About 8 years ago, I got a letter from the IRS; apparently they thought they owed me money, but needed me to fill out a few forms and provide some documentation.
At the time, such a proposition roused not excitement but dread. I had no idea where to find the information they were asking for. The tax year in question had been a couple years before and had been filed in another state. I had moved two or three times in the interim, and with each move I got exponentially more disorganized, with all the packing and unpacking and repacking.

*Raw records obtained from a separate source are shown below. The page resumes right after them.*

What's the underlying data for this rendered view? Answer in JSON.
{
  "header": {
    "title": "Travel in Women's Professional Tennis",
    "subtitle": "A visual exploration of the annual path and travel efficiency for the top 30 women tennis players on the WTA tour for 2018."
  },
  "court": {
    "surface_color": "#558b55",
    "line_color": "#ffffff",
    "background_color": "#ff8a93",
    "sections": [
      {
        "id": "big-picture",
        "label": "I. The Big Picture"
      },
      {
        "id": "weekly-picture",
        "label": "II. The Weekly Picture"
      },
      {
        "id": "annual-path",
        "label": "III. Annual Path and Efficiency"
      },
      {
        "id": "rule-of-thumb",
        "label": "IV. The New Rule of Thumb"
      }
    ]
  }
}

Some time after I got the IRS notice, I came across the former Get Organized group on ivillage led by Regina Leeds, and I started taming the chaos generated by the frequent re-locations. In the process, I found the documentation the IRS had been looking for. I called up our accountant, who took care of the forms and correspondence for us; I think it cost $80 to have him do so. Within a month, a check arrived from the IRS. The amount: twenty-three hundred dollars.

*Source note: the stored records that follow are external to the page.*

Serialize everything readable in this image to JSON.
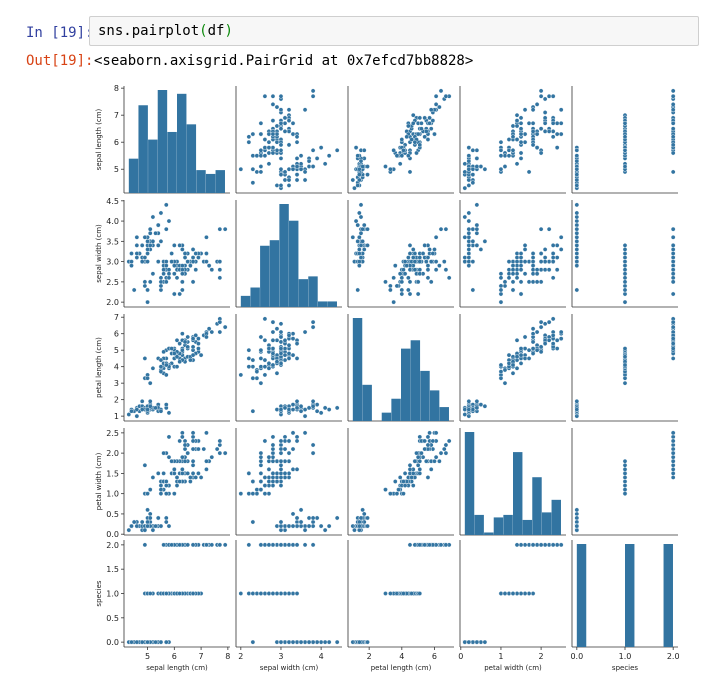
{
  "cell": {
    "in_prompt": "In [19]:",
    "code_fn": "sns.pairplot",
    "code_open": "(",
    "code_arg": "df",
    "code_close": ")",
    "out_prompt": "Out[19]:",
    "out_text": "<seaborn.axisgrid.PairGrid at 0x7efcd7bb8828>"
  },
  "colors": {
    "marker": "#3274a1",
    "prompt_in": "#303f9f",
    "prompt_out": "#d84315"
  },
  "chart_data": {
    "type": "scatter",
    "title": "",
    "variables": [
      "sepal length (cm)",
      "sepal width (cm)",
      "petal length (cm)",
      "petal width (cm)",
      "species"
    ],
    "ranges": [
      [
        4.3,
        7.9
      ],
      [
        2.0,
        4.4
      ],
      [
        1.0,
        6.9
      ],
      [
        0.1,
        2.5
      ],
      [
        0.0,
        2.0
      ]
    ],
    "ticks": [
      [
        5,
        6,
        7,
        8
      ],
      [
        2.0,
        2.5,
        3.0,
        3.5,
        4.0,
        4.5
      ],
      [
        1,
        2,
        3,
        4,
        5,
        6,
        7
      ],
      [
        0.0,
        0.5,
        1.0,
        1.5,
        2.0,
        2.5
      ],
      [
        0.0,
        0.5,
        1.0,
        1.5,
        2.0
      ]
    ],
    "xticks": [
      [
        5,
        6,
        7,
        8
      ],
      [
        2,
        3,
        4
      ],
      [
        2,
        4,
        6
      ],
      [
        0,
        1,
        2
      ],
      [
        0.0,
        1.0,
        2.0
      ]
    ],
    "tick_labels": [
      [
        "5",
        "6",
        "7",
        "8"
      ],
      [
        "2.0",
        "2.5",
        "3.0",
        "3.5",
        "4.0",
        "4.5"
      ],
      [
        "1",
        "2",
        "3",
        "4",
        "5",
        "6",
        "7"
      ],
      [
        "0.0",
        "0.5",
        "1.0",
        "1.5",
        "2.0",
        "2.5"
      ],
      [
        "0.0",
        "0.5",
        "1.0",
        "1.5",
        "2.0"
      ]
    ],
    "xtick_labels": [
      [
        "5",
        "6",
        "7",
        "8"
      ],
      [
        "2",
        "3",
        "4"
      ],
      [
        "2",
        "4",
        "6"
      ],
      [
        "0",
        "1",
        "2"
      ],
      [
        "0.0",
        "1.0",
        "2.0"
      ]
    ],
    "histograms": [
      {
        "bins": [
          4.3,
          4.66,
          5.02,
          5.38,
          5.74,
          6.1,
          6.46,
          6.82,
          7.18,
          7.54,
          7.9
        ],
        "counts": [
          9,
          23,
          14,
          27,
          16,
          26,
          18,
          6,
          5,
          6
        ]
      },
      {
        "bins": [
          2.0,
          2.24,
          2.48,
          2.72,
          2.96,
          3.2,
          3.44,
          3.68,
          3.92,
          4.16,
          4.4
        ],
        "counts": [
          4,
          7,
          22,
          24,
          37,
          31,
          10,
          11,
          2,
          2
        ]
      },
      {
        "bins": [
          1.0,
          1.59,
          2.18,
          2.77,
          3.36,
          3.95,
          4.54,
          5.13,
          5.72,
          6.31,
          6.9
        ],
        "counts": [
          37,
          13,
          0,
          3,
          8,
          26,
          29,
          18,
          11,
          5
        ]
      },
      {
        "bins": [
          0.1,
          0.34,
          0.58,
          0.82,
          1.06,
          1.3,
          1.54,
          1.78,
          2.02,
          2.26,
          2.5
        ],
        "counts": [
          41,
          8,
          1,
          7,
          8,
          33,
          6,
          23,
          9,
          14
        ]
      },
      {
        "bins": [
          0.0,
          0.2,
          0.4,
          0.6,
          0.8,
          1.0,
          1.2,
          1.4,
          1.6,
          1.8,
          2.0
        ],
        "counts": [
          50,
          0,
          0,
          0,
          0,
          50,
          0,
          0,
          0,
          50
        ]
      }
    ],
    "data": {
      "sepal_length": [
        5.1,
        4.9,
        4.7,
        4.6,
        5.0,
        5.4,
        4.6,
        5.0,
        4.4,
        4.9,
        5.4,
        4.8,
        4.8,
        4.3,
        5.8,
        5.7,
        5.4,
        5.1,
        5.7,
        5.1,
        5.4,
        5.1,
        4.6,
        5.1,
        4.8,
        5.0,
        5.0,
        5.2,
        5.2,
        4.7,
        4.8,
        5.4,
        5.2,
        5.5,
        4.9,
        5.0,
        5.5,
        4.9,
        4.4,
        5.1,
        5.0,
        4.5,
        4.4,
        5.0,
        5.1,
        4.8,
        5.1,
        4.6,
        5.3,
        5.0,
        7.0,
        6.4,
        6.9,
        5.5,
        6.5,
        5.7,
        6.3,
        4.9,
        6.6,
        5.2,
        5.0,
        5.9,
        6.0,
        6.1,
        5.6,
        6.7,
        5.6,
        5.8,
        6.2,
        5.6,
        5.9,
        6.1,
        6.3,
        6.1,
        6.4,
        6.6,
        6.8,
        6.7,
        6.0,
        5.7,
        5.5,
        5.5,
        5.8,
        6.0,
        5.4,
        6.0,
        6.7,
        6.3,
        5.6,
        5.5,
        5.5,
        6.1,
        5.8,
        5.0,
        5.6,
        5.7,
        5.7,
        6.2,
        5.1,
        5.7,
        6.3,
        5.8,
        7.1,
        6.3,
        6.5,
        7.6,
        4.9,
        7.3,
        6.7,
        7.2,
        6.5,
        6.4,
        6.8,
        5.7,
        5.8,
        6.4,
        6.5,
        7.7,
        7.7,
        6.0,
        6.9,
        5.6,
        7.7,
        6.3,
        6.7,
        7.2,
        6.2,
        6.1,
        6.4,
        7.2,
        7.4,
        7.9,
        6.4,
        6.3,
        6.1,
        7.7,
        6.3,
        6.4,
        6.0,
        6.9,
        6.7,
        6.9,
        5.8,
        6.8,
        6.7,
        6.7,
        6.3,
        6.5,
        6.2,
        5.9
      ],
      "sepal_width": [
        3.5,
        3.0,
        3.2,
        3.1,
        3.6,
        3.9,
        3.4,
        3.4,
        2.9,
        3.1,
        3.7,
        3.4,
        3.0,
        3.0,
        4.0,
        4.4,
        3.9,
        3.5,
        3.8,
        3.8,
        3.4,
        3.7,
        3.6,
        3.3,
        3.4,
        3.0,
        3.4,
        3.5,
        3.4,
        3.2,
        3.1,
        3.4,
        4.1,
        4.2,
        3.1,
        3.2,
        3.5,
        3.6,
        3.0,
        3.4,
        3.5,
        2.3,
        3.2,
        3.5,
        3.8,
        3.0,
        3.8,
        3.2,
        3.7,
        3.3,
        3.2,
        3.2,
        3.1,
        2.3,
        2.8,
        2.8,
        3.3,
        2.4,
        2.9,
        2.7,
        2.0,
        3.0,
        2.2,
        2.9,
        2.9,
        3.1,
        3.0,
        2.7,
        2.2,
        2.5,
        3.2,
        2.8,
        2.5,
        2.8,
        2.9,
        3.0,
        2.8,
        3.0,
        2.9,
        2.6,
        2.4,
        2.4,
        2.7,
        2.7,
        3.0,
        3.4,
        3.1,
        2.3,
        3.0,
        2.5,
        2.6,
        3.0,
        2.6,
        2.3,
        2.7,
        3.0,
        2.9,
        2.9,
        2.5,
        2.8,
        3.3,
        2.7,
        3.0,
        2.9,
        3.0,
        3.0,
        2.5,
        2.9,
        2.5,
        3.6,
        3.2,
        2.7,
        3.0,
        2.5,
        2.8,
        3.2,
        3.0,
        3.8,
        2.6,
        2.2,
        3.2,
        2.8,
        2.8,
        2.7,
        3.3,
        3.2,
        2.8,
        3.0,
        2.8,
        3.0,
        2.8,
        3.8,
        2.8,
        2.8,
        2.6,
        3.0,
        3.4,
        3.1,
        3.0,
        3.1,
        3.1,
        3.1,
        2.7,
        3.2,
        3.3,
        3.0,
        2.5,
        3.0,
        3.4,
        3.0
      ],
      "petal_length": [
        1.4,
        1.4,
        1.3,
        1.5,
        1.4,
        1.7,
        1.4,
        1.5,
        1.4,
        1.5,
        1.5,
        1.6,
        1.4,
        1.1,
        1.2,
        1.5,
        1.3,
        1.4,
        1.7,
        1.5,
        1.7,
        1.5,
        1.0,
        1.7,
        1.9,
        1.6,
        1.6,
        1.5,
        1.4,
        1.6,
        1.6,
        1.5,
        1.5,
        1.4,
        1.5,
        1.2,
        1.3,
        1.4,
        1.3,
        1.5,
        1.3,
        1.3,
        1.3,
        1.6,
        1.9,
        1.4,
        1.6,
        1.4,
        1.5,
        1.4,
        4.7,
        4.5,
        4.9,
        4.0,
        4.6,
        4.5,
        4.7,
        3.3,
        4.6,
        3.9,
        3.5,
        4.2,
        4.0,
        4.7,
        3.6,
        4.4,
        4.5,
        4.1,
        4.5,
        3.9,
        4.8,
        4.0,
        4.9,
        4.7,
        4.3,
        4.4,
        4.8,
        5.0,
        4.5,
        3.5,
        3.8,
        3.7,
        3.9,
        5.1,
        4.5,
        4.5,
        4.7,
        4.4,
        4.1,
        4.0,
        4.4,
        4.6,
        4.0,
        3.3,
        4.2,
        4.2,
        4.2,
        4.3,
        3.0,
        4.1,
        6.0,
        5.1,
        5.9,
        5.6,
        5.8,
        6.6,
        4.5,
        6.3,
        5.8,
        6.1,
        5.1,
        5.3,
        5.5,
        5.0,
        5.1,
        5.3,
        5.5,
        6.7,
        6.9,
        5.0,
        5.7,
        4.9,
        6.7,
        4.9,
        5.7,
        6.0,
        4.8,
        4.9,
        5.6,
        5.8,
        6.1,
        6.4,
        5.6,
        5.1,
        5.6,
        6.1,
        5.6,
        5.5,
        4.8,
        5.4,
        5.6,
        5.1,
        5.1,
        5.9,
        5.7,
        5.2,
        5.0,
        5.2,
        5.4,
        5.1
      ],
      "petal_width": [
        0.2,
        0.2,
        0.2,
        0.2,
        0.2,
        0.4,
        0.3,
        0.2,
        0.2,
        0.1,
        0.2,
        0.2,
        0.1,
        0.1,
        0.2,
        0.4,
        0.4,
        0.3,
        0.3,
        0.3,
        0.2,
        0.4,
        0.2,
        0.5,
        0.2,
        0.2,
        0.4,
        0.2,
        0.2,
        0.2,
        0.2,
        0.4,
        0.1,
        0.2,
        0.2,
        0.2,
        0.2,
        0.1,
        0.2,
        0.2,
        0.3,
        0.3,
        0.2,
        0.6,
        0.4,
        0.3,
        0.2,
        0.2,
        0.2,
        0.2,
        1.4,
        1.5,
        1.5,
        1.3,
        1.5,
        1.3,
        1.6,
        1.0,
        1.3,
        1.4,
        1.0,
        1.5,
        1.0,
        1.4,
        1.3,
        1.4,
        1.5,
        1.0,
        1.5,
        1.1,
        1.8,
        1.3,
        1.5,
        1.2,
        1.3,
        1.4,
        1.4,
        1.7,
        1.5,
        1.0,
        1.1,
        1.0,
        1.2,
        1.6,
        1.5,
        1.6,
        1.5,
        1.3,
        1.3,
        1.3,
        1.2,
        1.4,
        1.2,
        1.0,
        1.3,
        1.2,
        1.3,
        1.3,
        1.1,
        1.3,
        2.5,
        1.9,
        2.1,
        1.8,
        2.2,
        2.1,
        1.7,
        1.8,
        1.8,
        2.5,
        2.0,
        1.9,
        2.1,
        2.0,
        2.4,
        2.3,
        1.8,
        2.2,
        2.3,
        1.5,
        2.3,
        2.0,
        2.0,
        1.8,
        2.1,
        1.8,
        1.8,
        1.8,
        2.1,
        1.6,
        1.9,
        2.0,
        2.2,
        1.5,
        1.4,
        2.3,
        2.4,
        1.8,
        1.8,
        2.1,
        2.4,
        2.3,
        1.9,
        2.3,
        2.5,
        2.3,
        1.9,
        2.0,
        2.3,
        1.8
      ],
      "species_counts": [
        50,
        50,
        50
      ]
    }
  }
}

You'd think this would have been enough to scare me straight in terms of getting and keeping organized, but the memory of that astonishing check faded over the years while the paperwork again began to pile up.
In the last month, I started to restore order with my Circa planner. I created a system for reviewing and storing receipts, and continued to go through small mountains of paperwork teetering in piles and stashed in boxes and drawers. As I took these small steps, I again realized how very much money one stands to save with just a little organizing. While the savings from organizing this past month don't come near to matching that IRS check, here are some of the ways organizing has saved me money recently:
- I found the receipt for some things I'd meant to return, and finally was able to do so. Savings: $28.00
- I found the customer service number and account number for my vendor VISA account, which enabled me to finally cancel it once and for all. Savings: $4.95/month + $19.95/a month for a new fee that would have started this upcoming month.
- I found the customer service number and account number for a service I'd been using, with an eye to closing the account. While in the end I decided to keep the account, just stating my intention to close it prompted the customer service agent to offer me a better deal on it. Savings: $4.95/month.
- I found the promotional material for perks offered through Alpay's work that includes coupons, rebates, and discounts at dozens of stores. Immediate savings: $16.00 off of the water cooler we were planning to buy anyway.
- Having taken the hour or so to research and buy our own water cooler, we can now get rid of the one we've been renting for the past several years. Savings: $11.00/month.
- The success with finding and reading through the information for Alpay's perks encouraged me to look at those offered by my own work place, where I discovered I could have gotten 20% off a recent, rather sizable purchase, had I shown my employee badge. I called the vendor (whose name and number I had written in my Circa); he very graciously agreed to refund me 20% of the purchase price. Savings: $41.00.
None of these amounts are earth-shattering; certainly I'm not going to be able to retire on the five bucks a month I save from closing my VISA account. And yet, it really is amazing just how fast such small savings really add up. Already this month we've saved about $116 and sacrificed nothing for it. It's got me thinking about what other savings I will find, as the Quest continues.